Une mission économique de haut niveau, organisée par un fonds d’investissement basé à Dubaï, se déploie à Yaoundé du 5 au 12 janvier pour identifier des projets porteurs dans le cadre de la Stratégie nationale de développement.
Dans la course effrénée aux financements pour 2026, le Cameroun accueille depuis le 5 janvier une mission économique stratégique baptisée “Invest in Cameroon, this is the moment”. Organisée par le SGC Group, un fonds d’investissement international basé à Dubaï et fort de plus de 25 ans d’expérience, cette initiative vise à mobiliser des capitaux privés pour accélérer la mise en œuvre de la Stratégie nationale de développement à l’horizon 2030 (SND30).
Des secteurs stratégiques dans le viseur
Les investisseurs émiratis ont d’ores et déjà identifié plusieurs secteurs prometteurs où déployer leurs capitaux. L’énergie solaire figure en tête de liste, le Cameroun cherchant à diversifier son mix énergétique au-delà de l’hydroélectricité qui domine actuellement sa production. Le pays ambitionne d’atteindre un accès universel à l’électricité d’ici 2030, un objectif qui nécessite des investissements massifs estimés à plusieurs milliards de dollars.

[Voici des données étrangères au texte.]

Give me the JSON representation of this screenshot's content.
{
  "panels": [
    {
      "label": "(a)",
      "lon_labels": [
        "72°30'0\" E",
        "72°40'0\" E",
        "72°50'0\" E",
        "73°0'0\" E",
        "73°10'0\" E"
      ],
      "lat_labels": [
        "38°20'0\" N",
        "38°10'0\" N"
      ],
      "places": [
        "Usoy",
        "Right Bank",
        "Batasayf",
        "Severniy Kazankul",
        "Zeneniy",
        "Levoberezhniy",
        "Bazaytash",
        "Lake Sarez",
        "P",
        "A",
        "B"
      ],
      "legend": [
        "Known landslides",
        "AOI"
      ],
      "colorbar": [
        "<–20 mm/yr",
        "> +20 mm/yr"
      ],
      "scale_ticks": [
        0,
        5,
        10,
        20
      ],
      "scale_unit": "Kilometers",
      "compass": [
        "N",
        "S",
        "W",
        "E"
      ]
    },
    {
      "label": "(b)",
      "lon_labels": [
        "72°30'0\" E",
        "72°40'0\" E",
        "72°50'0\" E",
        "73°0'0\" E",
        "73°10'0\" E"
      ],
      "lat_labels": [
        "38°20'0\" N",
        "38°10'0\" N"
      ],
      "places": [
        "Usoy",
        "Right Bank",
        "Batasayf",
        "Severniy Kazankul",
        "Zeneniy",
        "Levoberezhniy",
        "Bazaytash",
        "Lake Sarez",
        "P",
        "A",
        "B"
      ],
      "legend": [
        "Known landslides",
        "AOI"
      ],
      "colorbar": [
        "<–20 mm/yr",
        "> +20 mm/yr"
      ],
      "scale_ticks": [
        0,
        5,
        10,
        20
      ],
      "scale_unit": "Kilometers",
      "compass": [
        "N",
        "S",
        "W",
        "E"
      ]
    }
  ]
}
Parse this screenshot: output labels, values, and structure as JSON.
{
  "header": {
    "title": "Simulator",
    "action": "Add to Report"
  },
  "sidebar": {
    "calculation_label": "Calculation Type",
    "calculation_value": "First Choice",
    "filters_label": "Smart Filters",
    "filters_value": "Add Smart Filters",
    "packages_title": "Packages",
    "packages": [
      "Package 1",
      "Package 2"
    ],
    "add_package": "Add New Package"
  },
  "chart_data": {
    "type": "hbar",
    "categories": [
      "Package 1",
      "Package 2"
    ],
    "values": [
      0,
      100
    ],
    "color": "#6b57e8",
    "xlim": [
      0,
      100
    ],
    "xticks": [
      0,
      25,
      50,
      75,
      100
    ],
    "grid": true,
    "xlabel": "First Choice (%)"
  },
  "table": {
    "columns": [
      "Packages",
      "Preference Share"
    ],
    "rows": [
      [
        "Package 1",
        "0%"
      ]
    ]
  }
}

Les infrastructures constituent un autre axe majeur d’intérêt. Routes, ponts, ports et aéroports : les besoins sont colossaux dans un pays dont le réseau de transport demeure largement insuffisant pour soutenir une croissance économique durable. Le Cameroun, avec ses 27 millions d’habitants et son positionnement stratégique entre l’Afrique centrale et l’Afrique de l’Ouest, représente un hub logistique potentiel pour la sous-région.
Les data centers s’imposent également comme une priorité dans un continent africain en pleine transformation numérique. Le Cameroun, qui dispose d’une relative stabilité politique par rapport à certains de ses voisins et d’une main-d’œuvre qualifiée, entend se positionner comme un pôle technologique régional.
Des termes et conditions attractifs
Le SGC Group propose aux partenaires d’affaires privés comme au gouvernement camerounais des conditions jugées compétitives par rapport aux standards du marché financier mondial. Cette approche s’inscrit dans la stratégie de Yaoundé de diversifier ses sources de financement, traditionnellement dominées par les bailleurs multilatéraux (Banque mondiale, FMI, Banque africaine de développement) et bilatéraux (France, Chine).
Une rencontre avec les grands investisseurs camerounais est prévue le 7 janvier à l’hôtel Hilton de Yaoundé, moment clé de cette mission qui durera jusqu’au 12 janvier. L’objectif : créer des synergies entre capitaux émiratis et locaux pour structurer des projets d’envergure.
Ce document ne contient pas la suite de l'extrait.